Entre anunciados esquecimentos e falsas promessas, uma pequena medida para desincentivar a eucaliptização do país está há três anos sem sair do papel. A taxa sobre “atividades económicas que utilizem, incorporem ou transformem, de forma intensiva, recursos florestais” foi inicialmente criada no Orçamento do Estado de 2019. Um ano depois, apesar de todo o país carregar a memória dos grandes incêndios de 2017, o Governo ainda não tinha concretizado a medida e a proposta de Orçamento do Estado de 2020 nada contemplava. Interpelado pelo Bloco de Esquerda a este respeito, o então ministro do ambiente, Matos Fernandes, evocou o esquecimento do seu ministério para justificar a ausência da medida, que veio a ser contemplada em processo de especialidade por iniciativa do Bloco. Apesar da previsão em Lei, já passaram mais dois anos e a medida nunca se concretizou.
Hoje são sobejamente conhecidos os impactos negativos da uniformização paisagística de eucalipto e pinheiro bravo ao nível dos riscos de incêndio de grande dimensão e perigosidade, mas o Governo não quer enfrentar o lobby das industrias conexas a este flagelo. As suas políticas limitam-se à gestão de combustíveis e não apostam nada na mudança estrutural da floresta, ignorando a necessidade de implementar florestas mistas, que são mais adaptadas às alterações climáticas, prestam melhores serviços ecológicos e garantem maior diversificação da economia local. Para reduzir os riscos é preciso travar a monocultura garantindo uma mudança estrutural da floresta (1) e apoiar seriamente as pequenas agriculturas que garantem a fragmentação da floresta nos territórios mais vulneráveis (2). Para a primeira dimensão é necessário: rever os planos de ordenamento florestal (PROF) – alterar metas, deixar de considerar como prioritários os povoamentos puros de eucalipto, etc. – e, em vez de financiar, taxar os promotores da monocultura paisagística, desincentivando a prática e libertando dinheiro para investimento em florestas mistas e autóctones.
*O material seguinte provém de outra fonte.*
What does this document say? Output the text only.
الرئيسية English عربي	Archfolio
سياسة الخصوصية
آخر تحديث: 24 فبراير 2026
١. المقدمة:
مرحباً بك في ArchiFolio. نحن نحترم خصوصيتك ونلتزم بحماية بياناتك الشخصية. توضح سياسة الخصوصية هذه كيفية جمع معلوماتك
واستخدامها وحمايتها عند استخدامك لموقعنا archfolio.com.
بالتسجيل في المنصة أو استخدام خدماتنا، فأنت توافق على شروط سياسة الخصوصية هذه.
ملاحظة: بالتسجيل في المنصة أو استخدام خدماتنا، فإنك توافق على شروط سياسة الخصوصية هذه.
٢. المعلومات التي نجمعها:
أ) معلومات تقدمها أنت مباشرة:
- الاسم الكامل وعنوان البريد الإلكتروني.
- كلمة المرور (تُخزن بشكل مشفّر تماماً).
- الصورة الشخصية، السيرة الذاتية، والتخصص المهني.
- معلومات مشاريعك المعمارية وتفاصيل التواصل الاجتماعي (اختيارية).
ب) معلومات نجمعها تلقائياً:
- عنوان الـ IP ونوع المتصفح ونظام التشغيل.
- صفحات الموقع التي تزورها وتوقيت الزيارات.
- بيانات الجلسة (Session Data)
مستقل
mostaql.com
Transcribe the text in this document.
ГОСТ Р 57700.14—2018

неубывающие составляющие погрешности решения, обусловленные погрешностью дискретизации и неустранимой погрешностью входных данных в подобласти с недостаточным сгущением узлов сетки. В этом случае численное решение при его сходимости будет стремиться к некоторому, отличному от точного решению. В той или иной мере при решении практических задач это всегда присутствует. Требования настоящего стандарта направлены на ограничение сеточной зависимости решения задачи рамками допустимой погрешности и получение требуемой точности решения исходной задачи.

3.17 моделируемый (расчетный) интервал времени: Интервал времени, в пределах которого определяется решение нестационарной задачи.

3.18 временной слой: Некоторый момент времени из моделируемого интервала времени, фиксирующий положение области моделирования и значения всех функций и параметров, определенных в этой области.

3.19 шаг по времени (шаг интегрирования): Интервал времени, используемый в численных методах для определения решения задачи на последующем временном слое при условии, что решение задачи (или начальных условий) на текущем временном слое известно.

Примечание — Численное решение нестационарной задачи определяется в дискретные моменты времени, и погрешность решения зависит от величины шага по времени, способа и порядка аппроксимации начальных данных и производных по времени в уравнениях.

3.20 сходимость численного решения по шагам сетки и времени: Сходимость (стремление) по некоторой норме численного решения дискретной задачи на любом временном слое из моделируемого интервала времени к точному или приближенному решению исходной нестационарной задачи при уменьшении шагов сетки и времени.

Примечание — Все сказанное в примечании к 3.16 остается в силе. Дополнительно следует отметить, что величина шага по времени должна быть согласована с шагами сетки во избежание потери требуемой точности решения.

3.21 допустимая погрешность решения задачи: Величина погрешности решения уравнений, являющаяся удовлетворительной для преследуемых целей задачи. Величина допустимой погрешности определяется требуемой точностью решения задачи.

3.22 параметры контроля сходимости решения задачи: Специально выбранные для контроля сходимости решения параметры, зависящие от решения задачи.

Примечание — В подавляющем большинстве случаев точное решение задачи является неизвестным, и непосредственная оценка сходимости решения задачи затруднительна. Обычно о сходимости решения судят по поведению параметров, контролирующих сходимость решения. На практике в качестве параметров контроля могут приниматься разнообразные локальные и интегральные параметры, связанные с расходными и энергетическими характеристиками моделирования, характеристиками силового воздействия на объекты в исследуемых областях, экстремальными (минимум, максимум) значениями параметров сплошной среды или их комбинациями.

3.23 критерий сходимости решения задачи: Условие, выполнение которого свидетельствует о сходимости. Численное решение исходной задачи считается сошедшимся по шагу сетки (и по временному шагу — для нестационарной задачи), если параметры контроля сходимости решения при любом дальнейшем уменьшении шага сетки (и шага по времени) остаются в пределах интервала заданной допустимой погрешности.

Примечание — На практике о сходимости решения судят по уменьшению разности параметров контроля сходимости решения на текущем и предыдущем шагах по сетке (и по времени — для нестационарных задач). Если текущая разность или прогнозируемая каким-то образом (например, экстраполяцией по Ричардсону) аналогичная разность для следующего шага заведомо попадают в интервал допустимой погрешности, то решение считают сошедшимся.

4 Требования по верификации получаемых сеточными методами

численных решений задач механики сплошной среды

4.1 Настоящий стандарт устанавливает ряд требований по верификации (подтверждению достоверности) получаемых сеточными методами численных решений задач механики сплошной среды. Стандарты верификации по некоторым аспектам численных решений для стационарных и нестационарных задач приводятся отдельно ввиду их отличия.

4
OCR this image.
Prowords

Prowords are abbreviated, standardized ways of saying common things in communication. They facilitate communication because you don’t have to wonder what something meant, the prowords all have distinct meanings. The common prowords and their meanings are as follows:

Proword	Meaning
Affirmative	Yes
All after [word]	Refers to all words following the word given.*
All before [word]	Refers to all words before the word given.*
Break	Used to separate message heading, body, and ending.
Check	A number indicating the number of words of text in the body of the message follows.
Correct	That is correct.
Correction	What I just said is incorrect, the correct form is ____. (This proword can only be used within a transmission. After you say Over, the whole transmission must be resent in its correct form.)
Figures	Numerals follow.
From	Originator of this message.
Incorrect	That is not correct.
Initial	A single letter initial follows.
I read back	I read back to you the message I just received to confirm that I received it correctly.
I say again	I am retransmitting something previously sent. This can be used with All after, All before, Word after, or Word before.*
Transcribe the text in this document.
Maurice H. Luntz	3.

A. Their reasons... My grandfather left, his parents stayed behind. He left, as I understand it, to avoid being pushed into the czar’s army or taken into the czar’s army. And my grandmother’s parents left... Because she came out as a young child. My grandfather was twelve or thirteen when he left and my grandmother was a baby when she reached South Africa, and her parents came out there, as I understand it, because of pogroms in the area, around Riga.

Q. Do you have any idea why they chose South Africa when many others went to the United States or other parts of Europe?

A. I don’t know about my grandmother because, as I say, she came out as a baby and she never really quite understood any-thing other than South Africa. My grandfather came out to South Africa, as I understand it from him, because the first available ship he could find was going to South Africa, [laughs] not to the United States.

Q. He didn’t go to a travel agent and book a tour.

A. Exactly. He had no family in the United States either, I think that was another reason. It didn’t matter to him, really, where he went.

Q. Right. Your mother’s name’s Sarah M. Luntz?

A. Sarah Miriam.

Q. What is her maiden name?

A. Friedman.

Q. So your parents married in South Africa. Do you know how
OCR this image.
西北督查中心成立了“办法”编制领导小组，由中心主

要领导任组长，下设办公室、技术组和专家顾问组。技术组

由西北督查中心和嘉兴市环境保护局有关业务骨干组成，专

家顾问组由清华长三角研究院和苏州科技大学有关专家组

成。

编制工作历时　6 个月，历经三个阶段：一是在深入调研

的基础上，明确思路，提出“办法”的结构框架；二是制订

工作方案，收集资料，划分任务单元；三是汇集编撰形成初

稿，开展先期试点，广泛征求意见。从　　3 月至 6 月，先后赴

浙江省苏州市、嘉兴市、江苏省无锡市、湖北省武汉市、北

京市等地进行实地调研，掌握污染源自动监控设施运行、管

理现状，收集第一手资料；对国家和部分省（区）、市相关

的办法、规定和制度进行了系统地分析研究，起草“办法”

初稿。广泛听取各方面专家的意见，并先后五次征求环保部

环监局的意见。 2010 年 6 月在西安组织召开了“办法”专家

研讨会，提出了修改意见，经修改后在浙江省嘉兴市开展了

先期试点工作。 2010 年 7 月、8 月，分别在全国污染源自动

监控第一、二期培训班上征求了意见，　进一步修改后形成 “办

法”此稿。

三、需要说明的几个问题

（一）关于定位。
Na segunda, é preciso que os dinheiros públicos, em especial os provenientes da PAC (agora em discussão), sejam redirecionados em função do interesse público de forma suficiente para travar o abandono da agricultura de minifúndio, em especial nas regiões centro e norte, reconhecendo justamente o seu papel na proteção contra incêndios e na atividade socioeconómica e ambiental.
Os Governos de António Costa têm demonstrado ser altamente permeáveis aos interesses da indústria e do grande agronegócio (para uns produtivista, para outros rentista). Enraizados nos ministérios e instalados na sombra do Estado, direta e indiretamente, são promotores de muitas vulnerabilidades do território a favor dos seus lucros.
A população portuguesa tem pago o preço desta permeabilidade da pior forma: perda de vidas e de bens materiais e ambientais gerada pelos incêndios; elevada fatia dos seus impostos (despesa pública) consumida no combate a incêndios e em medidas de atenuação que são sempre paliativas; maior despovoamento dos territórios rurais.
O novo Governo tomou posse e mais uma vez anunciou que a taxa das celuloses, novamente constante da proposta de Orçamento, em forma de “contribuição especial para a conservação dos recursos florestais”, será mesmo para aplicar, apontando até um prazo de 90 dias após a sua aprovação. Desconhecem-se os moldes da sua aplicação, que determinarão totalmente o seu resultado.
Vozes da promiscuidade já chegaram à praça pública: Francisco Gomes da Silva, Ex-Secretário de Estado das Florestas durante o Governo de Passos Coelho, Diretor Geral da Agroges – empresa com a qual o Governo de António Costa contratou a elaboração da ainda desconhecida Avaliação de Impacto Ambiental Estratégica da nova PAC – e atual Diretor Geral da CELPA – Associação da Indústria Papeleira, afirmou recentemente que tem a expectativa que a aplicação da taxa não se concretize. Decorridos estes anos, creio que qualquer pessoa tem esta expectativa sobre a ação do atual Governo, que pode voltar a “esquecer-se” ou regulamentar a medida de forma a que esta seja inócua.